Lazarus Group hackers carry out a powerful cyberattack on Solana cryptocurrency wallets

The Lazarus hacker group, which has been linked to North Korea, has launched a new attack via the GitHub platform. The attackers have posted six malicious npm packages that can steal confidential data, including keys to cryptocurrency wallets. This was reported by Socket analysts.

The hackers used disguise tactics to pass off the infected packages as popular libraries that are often downloaded by developers. They created special repositories to make the attack seem more plausible and hoped that the malicious code would be embedded in real software products.

Experts note that the malware is focused on stealing data from crypto wallets, including Solana and Exodus. In addition, it can access saved files in Google Chrome, Brave, and Firefox browsers, as well as the Keychain storage in macOS. At the time of detection, the malicious packages had been downloaded more than 330 times.

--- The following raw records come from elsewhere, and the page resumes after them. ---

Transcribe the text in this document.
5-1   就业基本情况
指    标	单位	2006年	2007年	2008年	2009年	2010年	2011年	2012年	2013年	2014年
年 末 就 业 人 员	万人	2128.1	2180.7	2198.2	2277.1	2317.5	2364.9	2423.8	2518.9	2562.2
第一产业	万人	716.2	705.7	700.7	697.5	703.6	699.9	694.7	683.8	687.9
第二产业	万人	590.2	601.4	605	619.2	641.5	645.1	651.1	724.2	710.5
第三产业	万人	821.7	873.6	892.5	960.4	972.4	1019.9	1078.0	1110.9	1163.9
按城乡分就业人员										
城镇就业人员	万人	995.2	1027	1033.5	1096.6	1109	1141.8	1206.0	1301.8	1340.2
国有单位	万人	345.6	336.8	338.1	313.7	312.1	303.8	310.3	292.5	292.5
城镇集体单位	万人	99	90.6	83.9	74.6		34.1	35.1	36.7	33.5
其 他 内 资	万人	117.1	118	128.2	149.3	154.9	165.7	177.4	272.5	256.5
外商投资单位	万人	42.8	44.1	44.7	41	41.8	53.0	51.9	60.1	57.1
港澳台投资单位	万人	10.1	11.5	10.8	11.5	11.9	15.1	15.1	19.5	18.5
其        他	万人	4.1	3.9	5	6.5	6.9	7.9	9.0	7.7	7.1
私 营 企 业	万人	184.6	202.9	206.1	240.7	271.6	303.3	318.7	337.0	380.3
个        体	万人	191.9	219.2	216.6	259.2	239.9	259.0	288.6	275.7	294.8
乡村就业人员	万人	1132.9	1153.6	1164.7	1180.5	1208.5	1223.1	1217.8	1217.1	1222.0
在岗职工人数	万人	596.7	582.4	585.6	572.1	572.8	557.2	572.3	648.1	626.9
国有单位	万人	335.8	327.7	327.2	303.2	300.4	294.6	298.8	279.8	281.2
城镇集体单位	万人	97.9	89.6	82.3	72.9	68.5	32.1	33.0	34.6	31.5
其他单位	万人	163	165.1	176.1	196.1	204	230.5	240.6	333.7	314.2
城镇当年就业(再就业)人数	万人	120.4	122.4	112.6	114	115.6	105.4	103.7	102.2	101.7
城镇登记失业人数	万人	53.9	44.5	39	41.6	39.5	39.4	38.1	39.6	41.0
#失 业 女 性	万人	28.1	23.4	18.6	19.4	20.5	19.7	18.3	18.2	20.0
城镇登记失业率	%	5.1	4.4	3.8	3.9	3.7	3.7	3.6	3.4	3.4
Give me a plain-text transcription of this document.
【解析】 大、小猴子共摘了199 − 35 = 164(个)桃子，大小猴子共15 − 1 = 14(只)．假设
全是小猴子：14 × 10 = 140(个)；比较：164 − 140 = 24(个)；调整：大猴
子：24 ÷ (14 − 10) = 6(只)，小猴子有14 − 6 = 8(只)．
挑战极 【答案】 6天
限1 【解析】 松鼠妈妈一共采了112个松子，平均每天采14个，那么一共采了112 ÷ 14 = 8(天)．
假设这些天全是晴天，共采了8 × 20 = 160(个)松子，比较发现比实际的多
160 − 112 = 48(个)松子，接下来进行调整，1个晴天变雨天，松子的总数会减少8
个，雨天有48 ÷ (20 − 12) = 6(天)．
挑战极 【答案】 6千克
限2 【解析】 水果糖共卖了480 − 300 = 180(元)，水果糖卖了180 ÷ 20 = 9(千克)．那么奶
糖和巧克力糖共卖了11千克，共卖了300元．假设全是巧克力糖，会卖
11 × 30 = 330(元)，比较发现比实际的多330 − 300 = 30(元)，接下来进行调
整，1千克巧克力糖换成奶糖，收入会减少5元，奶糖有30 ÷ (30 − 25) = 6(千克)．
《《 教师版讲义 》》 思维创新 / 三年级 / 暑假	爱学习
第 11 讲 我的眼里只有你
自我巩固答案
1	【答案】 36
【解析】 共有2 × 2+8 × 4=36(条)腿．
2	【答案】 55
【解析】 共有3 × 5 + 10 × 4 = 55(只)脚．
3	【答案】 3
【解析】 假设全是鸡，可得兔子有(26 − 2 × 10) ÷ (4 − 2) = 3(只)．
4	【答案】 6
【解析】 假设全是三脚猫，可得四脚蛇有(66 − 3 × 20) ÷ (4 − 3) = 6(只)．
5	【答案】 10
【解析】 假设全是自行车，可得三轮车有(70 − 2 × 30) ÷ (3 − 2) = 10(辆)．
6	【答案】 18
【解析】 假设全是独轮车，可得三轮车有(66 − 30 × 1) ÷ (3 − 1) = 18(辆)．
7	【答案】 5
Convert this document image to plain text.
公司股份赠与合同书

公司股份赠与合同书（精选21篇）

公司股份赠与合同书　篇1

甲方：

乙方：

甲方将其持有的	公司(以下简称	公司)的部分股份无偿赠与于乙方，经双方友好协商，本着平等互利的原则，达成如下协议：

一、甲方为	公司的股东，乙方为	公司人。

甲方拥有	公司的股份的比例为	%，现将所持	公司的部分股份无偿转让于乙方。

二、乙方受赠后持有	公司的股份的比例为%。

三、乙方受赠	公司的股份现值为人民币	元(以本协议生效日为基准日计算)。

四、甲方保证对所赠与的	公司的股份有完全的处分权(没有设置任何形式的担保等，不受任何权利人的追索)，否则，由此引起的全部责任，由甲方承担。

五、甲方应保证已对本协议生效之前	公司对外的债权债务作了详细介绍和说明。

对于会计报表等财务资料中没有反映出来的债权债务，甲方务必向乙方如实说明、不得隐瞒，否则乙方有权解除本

Although it is difficult to definitively confirm the involvement of Lazarus, the methods of this attack are consistent with the tactics the group has been using since 2022. Researchers from Unit42, eSentire, DataDog, and Phylum have previously recorded similar operations.

Experts urged developers to immediately remove malicious files and check their projects for vulnerabilities. This is not the first time Lazarus has attacked the crypto industry — the group is known for hacking exchanges, wallets, and other cryptocurrency services to finance North Korean government programs.